本当に日本は「台頭」しているのか?
★★★★☆
現在はThe rise of Chinaの時代であり、米国のアジア専門家の目も中国に注がれている。そんな中、日本が「台頭」しているという異彩を放った主張をしているのが本書だ。パイル教授には実際に会ったことがあるが、紳士であり、堅実な研究をしている方だという印象を持っている。本書は開国から現代までの日本外交を分析し、国際秩序の構築ではなく、それへの適応こそが日本外交の特質であり、今後もそれは続くであろうとしている。教授によると、開国から20世紀後半までは、西洋へ追いつくという国家目標が明確に存在していたため、適応型の外交がうまくハマり、日本は驚異的な発展を遂げたが、冷戦終結以降は、国際秩序の激変には未だ日本はうまく適応できていない、としている。

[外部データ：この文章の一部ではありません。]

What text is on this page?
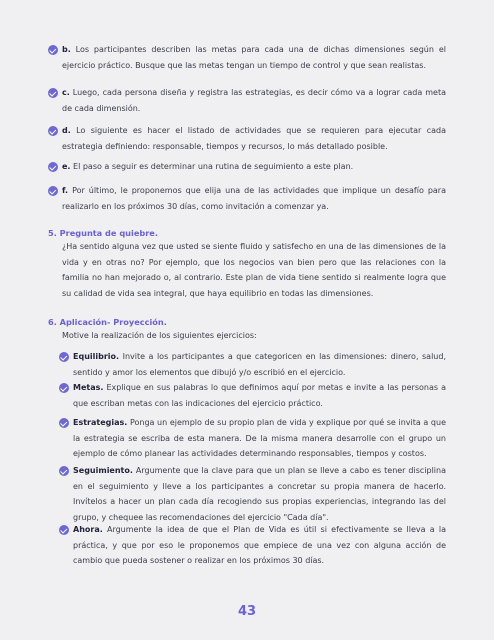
b. Los participantes describen las metas para cada una de dichas dimensiones según el ejercicio práctico. Busque que las metas tengan un tiempo de control y que sean realistas.
c. Luego, cada persona diseña y registra las estrategias, es decir cómo va a lograr cada meta de cada dimensión.
d. Lo siguiente es hacer el listado de actividades que se requieren para ejecutar cada estrategia definiendo: responsable, tiempos y recursos, lo más detallado posible.
e. El paso a seguir es determinar una rutina de seguimiento a este plan.
f. Por último, le proponemos que elija una de las actividades que implique un desafío para realizarlo en los próximos 30 días, como invitación a comenzar ya.
5. Pregunta de quiebre.
¿Ha sentido alguna vez que usted se siente fluido y satisfecho en una de las dimensiones de la vida y en otras no? Por ejemplo, que los negocios van bien pero que las relaciones con la familia no han mejorado o, al contrario. Este plan de vida tiene sentido si realmente logra que su calidad de vida sea integral, que haya equilibrio en todas las dimensiones.
6. Aplicación- Proyección.
Motive la realización de los siguientes ejercicios:
Equilibrio. Invite a los participantes a que categoricen en las dimensiones: dinero, salud, sentido y amor los elementos que dibujó y/o escribió en el ejercicio.
Metas. Explique en sus palabras lo que definimos aquí por metas e invite a las personas a que escriban metas con las indicaciones del ejercicio práctico.
Estrategias. Ponga un ejemplo de su propio plan de vida y explique por qué se invita a que la estrategia se escriba de esta manera. De la misma manera desarrolle con el grupo un ejemplo de cómo planear las actividades determinando responsables, tiempos y costos.
Seguimiento. Argumente que la clave para que un plan se lleve a cabo es tener disciplina en el seguimiento y lleve a los participantes a concretar su propia manera de hacerlo. Invítelos a hacer un plan cada día recogiendo sus propias experiencias, integrando las del grupo, y chequee las recomendaciones del ejercicio "Cada día".
Ahora. Argumente la idea de que el Plan de Vida es útil si efectivamente se lleva a la práctica, y que por eso le proponemos que empiece de una vez con alguna acción de cambio que pueda sostener o realizar en los próximos 30 días.
43
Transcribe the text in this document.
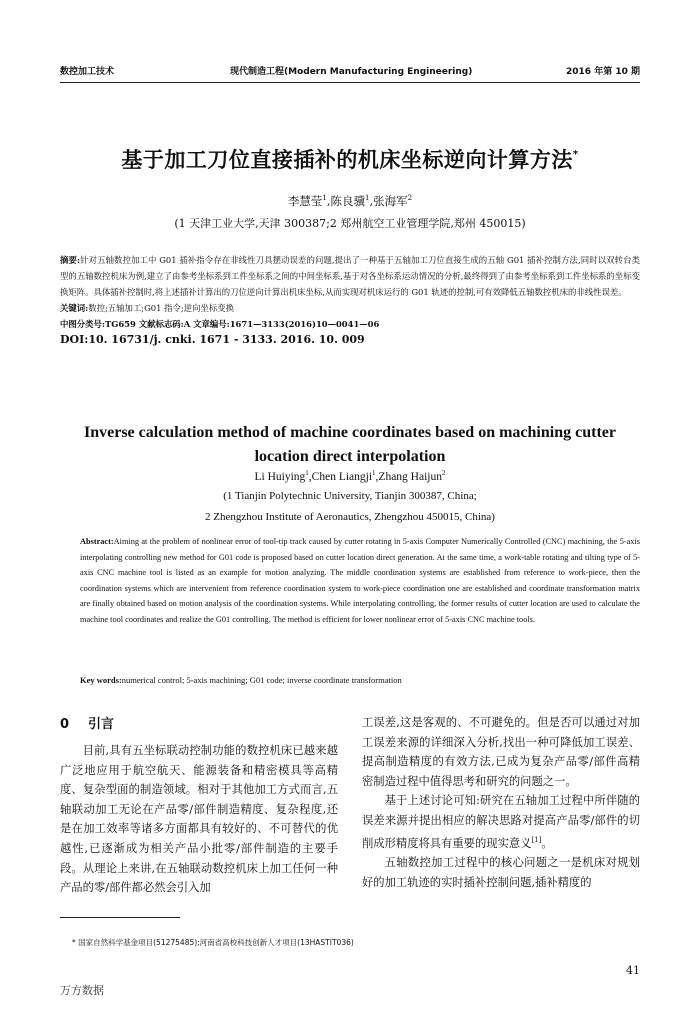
数控加工技术	现代制造工程(Modern Manufacturing Engineering)	2016 年第 10 期
基于加工刀位直接插补的机床坐标逆向计算方法*
李慧莹$^1$,陈良骥$^1$,张海军$^2$
(1 天津工业大学,天津 300387;2 郑州航空工业管理学院,郑州 450015)

摘要:针对五轴数控加工中 G01 插补指令存在非线性刀具摆动误差的问题,提出了一种基于五轴加工刀位直接生成的五轴 G01 插补控制方法,同时以双转台类型的五轴数控机床为例,建立了由参考坐标系到工件坐标系之间的中间坐标系,基于对各坐标系运动情况的分析,最终得到了由参考坐标系到工件坐标系的坐标变换矩阵。具体插补控制时,将上述插补计算出的刀位逆向计算出机床坐标,从而实现对机床运行的 G01 轨迹的控制,可有效降低五轴数控机床的非线性误差。

关键词:数控;五轴加工;G01 指令;逆向坐标变换

中图分类号:TG659 文献标志码:A 文章编号:1671—3133(2016)10—0041—06

DOI:10. 16731/j. cnki. 1671 - 3133. 2016. 10. 009

Inverse calculation method of machine coordinates based on machining cutter location direct interpolation
Li Huiying$^1$,Chen Liangji$^1$,Zhang Haijun$^2$
(1 Tianjin Polytechnic University, Tianjin 300387, China;
2 Zhengzhou Institute of Aeronautics, Zhengzhou 450015, China)

Abstract:Aiming at the problem of nonlinear error of tool-tip track caused by cutter rotating in 5-axis Computer Numerically Controlled (CNC) machining, the 5-axis interpolating controlling new method for G01 code is proposed based on cutter location direct generation. At the same time, a work-table rotating and tilting type of 5-axis CNC machine tool is listed as an example for motion analyzing. The middle coordination systems are established from reference to work-piece, then the coordination systems which are intervenient from reference coordination system to work-piece coordination one are established and coordinate transformation matrix are finally obtained based on motion analysis of the coordination systems. While interpolating controlling, the former results of cutter location are used to calculate the machine tool coordinates and realize the G01 controlling. The method is efficient for lower nonlinear error of 5-axis CNC machine tools.

Key words:numerical control; 5-axis machining; G01 code; inverse coordinate transformation
0 引言

目前,具有五坐标联动控制功能的数控机床已越来越广泛地应用于航空航天、能源装备和精密模具等高精度、复杂型面的制造领域。相对于其他加工方式而言,五轴联动加工无论在产品零/部件制造精度、复杂程度,还是在加工效率等诸多方面都具有较好的、不可替代的优越性,已逐渐成为相关产品小批零/部件制造的主要手段。从理论上来讲,在五轴联动数控机床上加工任何一种产品的零/部件都必然会引入加

工误差,这是客观的、不可避免的。但是否可以通过对加工误差来源的详细深入分析,找出一种可降低加工误差、提高制造精度的有效方法,已成为复杂产品零/部件高精密制造过程中值得思考和研究的问题之一。

基于上述讨论可知:研究在五轴加工过程中所伴随的误差来源并提出相应的解决思路对提高产品零/部件的切削成形精度将具有重要的现实意义[1]。

五轴数控加工过程中的核心问题之一是机床对规划好的加工轨迹的实时插补控制问题,插补精度的

* 国家自然科学基金项目(51275485);河南省高校科技创新人才项目(13HASTIT036)
41
万方数据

それでも教授は日本の将来に楽観的である。バブル崩壊後の15年、日本は停滞しているが、これは激変する国際秩序を慎重に見極めているからであるとし、過去のしがらみにとらわれず、グローバル主義である平成世代の台頭により、日本は国際政治の舞台に復活してくるだろう、としている。日本人として日本に前向きな評価をしてくれるのは嬉しいことだが、さすがに楽観的すぎるのではないか、と思った。教授は小泉改革がターニングポイントだったとしているが、果たして現在、小泉改革の残滓がどれだけ残っているか。平成世代がどれだけ政治の世界で力を持っているか。昨今の政治情勢を見る限りは、なかなか日本がrisingしているとは思えないのだが。
とは言え、日本の将来についての議論を呼びかける効果はあった書物だと思う。米国を代表する日本専門家がどういう議論をしているのか、理解しておく必要性は大きい。